Mon petit mari

L'ouvrage:
Solange et Léon se marient. Solange est plus grande que son Léon. À ceux qui les trouvent mal assortis, elle réplique avec aplomb. Après tout, si des femmes épousent des hommes plus grands qu'elles, le contraire est possible.
Mais voilà que Léon se met à rétrécir de manière inexplicable.

Critique:
À mi-chemin entre la fable et le conte, ce roman est une critique féroce et ô combien fondée de l'humanité. Pascal Bruckner attaque l'homme dans ce qu'il a de plus vil et de plus ancré en lui: son absence d'empathie, son refus catégorique d'accepter la différence, sa propension innée à s'en prendre aux plus faibles. Dès lors qu'il rétrécit, Léon est brimé par ses propres enfants qui en ont honte, et le voient comme un objet encombrant. Il lui est impossible de se montrer un tant soit peu sévère envers eux: ils lui rient au nez. Ils ne peuvent pas le respecter en raison de sa taille.
Quant à Solange, elle se montre plus patiente et plus tolérante (pendant un temps), mais je me demande si ce n'est pas par une savante combinaison de son amour défunt pour Léon et de sa piété. Elle tient à se montrer amène avec Léon parce qu'elle est croyante. J'aurais préféré qu'une conscience naturellement portée vers le bien fasse d'elle quelqu'un d'attentionné envers la petite créature. Agir au nom d'une croyance et non d'une bonté naturelle, d'une réelle envie d'apporter du bonheur à l'autre, ce n'est pas, selon moi, une bonne façon d'être.
Ces personnages tous aussi méprisables les uns que les autres m'ont rappelé ceux de Kafka dans «La métamorphose». Si, au début, Grette et ses parents tentent de s'adapter à ce qu'est devenu Gregor, à la fin, ils le laissent mourir en se donnant bonne conscience. On ne peut pas dire que ce soit des personnages intentionnellement méchants. Leur vilenie n'est pas inscrite sur leurs visages, cependant, cet acte accompli presque en douceur (si j'ose dire), révèle leur profond égoïsme, et plus encore.
En fin d'ouvrage, l'auteur donne des titres et des auteurs dans la lignée desquels s'inscrit «Mon petit mari». En les lisant, je me suis rendue compte que je n'y avais pas pensé, mais que je voyais bien la cohérence du propos. Cependant, il me semble que la nouvelle de Kafka aurait pu être citée.

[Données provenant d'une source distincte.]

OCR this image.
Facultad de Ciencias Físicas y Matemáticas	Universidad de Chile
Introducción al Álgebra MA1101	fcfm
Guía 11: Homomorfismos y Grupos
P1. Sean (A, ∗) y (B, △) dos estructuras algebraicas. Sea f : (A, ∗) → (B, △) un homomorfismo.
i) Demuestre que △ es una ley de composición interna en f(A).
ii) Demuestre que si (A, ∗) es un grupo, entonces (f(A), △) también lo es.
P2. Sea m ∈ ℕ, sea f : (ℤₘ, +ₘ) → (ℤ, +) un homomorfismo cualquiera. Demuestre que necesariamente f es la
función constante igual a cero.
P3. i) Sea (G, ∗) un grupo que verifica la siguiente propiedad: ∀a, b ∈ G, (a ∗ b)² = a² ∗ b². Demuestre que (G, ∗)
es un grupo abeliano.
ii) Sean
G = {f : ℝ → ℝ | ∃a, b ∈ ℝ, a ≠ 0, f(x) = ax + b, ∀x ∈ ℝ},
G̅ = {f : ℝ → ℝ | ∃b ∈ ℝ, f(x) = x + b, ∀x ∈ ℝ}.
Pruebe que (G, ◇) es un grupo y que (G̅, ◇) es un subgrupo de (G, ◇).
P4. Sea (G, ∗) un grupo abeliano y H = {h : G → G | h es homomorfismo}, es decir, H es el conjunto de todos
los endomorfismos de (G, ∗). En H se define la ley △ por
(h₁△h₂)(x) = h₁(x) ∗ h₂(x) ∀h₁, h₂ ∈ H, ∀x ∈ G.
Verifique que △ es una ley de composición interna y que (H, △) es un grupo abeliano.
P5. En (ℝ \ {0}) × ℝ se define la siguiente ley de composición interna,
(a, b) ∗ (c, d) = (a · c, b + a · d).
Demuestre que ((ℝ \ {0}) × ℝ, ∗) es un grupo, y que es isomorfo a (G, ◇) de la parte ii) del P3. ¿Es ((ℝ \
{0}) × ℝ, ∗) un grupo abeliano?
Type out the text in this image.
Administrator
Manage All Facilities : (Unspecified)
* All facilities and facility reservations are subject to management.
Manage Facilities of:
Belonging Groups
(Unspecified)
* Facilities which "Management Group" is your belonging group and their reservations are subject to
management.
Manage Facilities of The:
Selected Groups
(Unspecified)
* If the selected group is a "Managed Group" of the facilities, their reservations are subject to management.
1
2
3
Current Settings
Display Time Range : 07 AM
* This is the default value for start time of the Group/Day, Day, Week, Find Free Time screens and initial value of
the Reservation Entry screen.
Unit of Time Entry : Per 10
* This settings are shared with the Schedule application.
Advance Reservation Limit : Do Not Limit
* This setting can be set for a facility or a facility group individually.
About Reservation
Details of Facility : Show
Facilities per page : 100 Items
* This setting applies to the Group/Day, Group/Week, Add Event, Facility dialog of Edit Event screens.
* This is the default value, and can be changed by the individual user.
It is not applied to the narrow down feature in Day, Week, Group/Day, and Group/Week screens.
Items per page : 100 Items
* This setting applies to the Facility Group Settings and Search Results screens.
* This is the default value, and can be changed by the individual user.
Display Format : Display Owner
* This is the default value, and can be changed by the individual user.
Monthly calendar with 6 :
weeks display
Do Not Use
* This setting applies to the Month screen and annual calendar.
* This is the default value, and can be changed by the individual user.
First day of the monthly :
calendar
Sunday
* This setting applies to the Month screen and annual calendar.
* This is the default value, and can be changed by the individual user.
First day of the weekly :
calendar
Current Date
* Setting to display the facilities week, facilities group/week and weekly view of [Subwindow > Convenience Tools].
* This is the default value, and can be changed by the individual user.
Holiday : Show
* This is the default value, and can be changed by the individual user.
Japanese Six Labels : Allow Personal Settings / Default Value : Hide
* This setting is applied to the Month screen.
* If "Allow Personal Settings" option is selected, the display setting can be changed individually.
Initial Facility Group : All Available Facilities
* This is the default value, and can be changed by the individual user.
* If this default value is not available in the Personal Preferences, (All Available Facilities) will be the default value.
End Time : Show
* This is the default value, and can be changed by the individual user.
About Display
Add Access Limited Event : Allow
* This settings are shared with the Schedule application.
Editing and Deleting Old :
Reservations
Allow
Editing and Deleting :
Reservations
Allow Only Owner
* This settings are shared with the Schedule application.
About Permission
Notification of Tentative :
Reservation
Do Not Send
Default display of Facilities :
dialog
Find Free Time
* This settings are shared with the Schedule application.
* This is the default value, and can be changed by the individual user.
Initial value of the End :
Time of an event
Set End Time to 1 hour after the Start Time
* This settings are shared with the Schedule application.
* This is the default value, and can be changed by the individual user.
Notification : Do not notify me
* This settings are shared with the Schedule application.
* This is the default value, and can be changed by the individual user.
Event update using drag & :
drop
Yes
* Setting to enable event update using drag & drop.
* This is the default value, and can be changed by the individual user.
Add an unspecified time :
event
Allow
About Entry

Pascal Bruckner enfonce davantage le clou en montrant que les seuls êtres qui ne se préoccupent pas de l'apparence de Léon sont les animaux. C'est Fanfreluche, la chatte, qui l'aidera au plus fort de sa décrépitude. C'est la mésange qui ira vers lui quelle que soit sa forme. Je suis convaincue que si l'homme est en général incapable d'empathie et d'acceptation des différences, les animaux le sont, eux. C'est pourquoi je jubile de voir que je ne suis pas la seule à penser ainsi. Peut-être que l'auteur n'a pas souhaité aller aussi loin que ce que propose mon interprétation, mais j'espère bien qu'il a voulu dire ce que j'ai compris.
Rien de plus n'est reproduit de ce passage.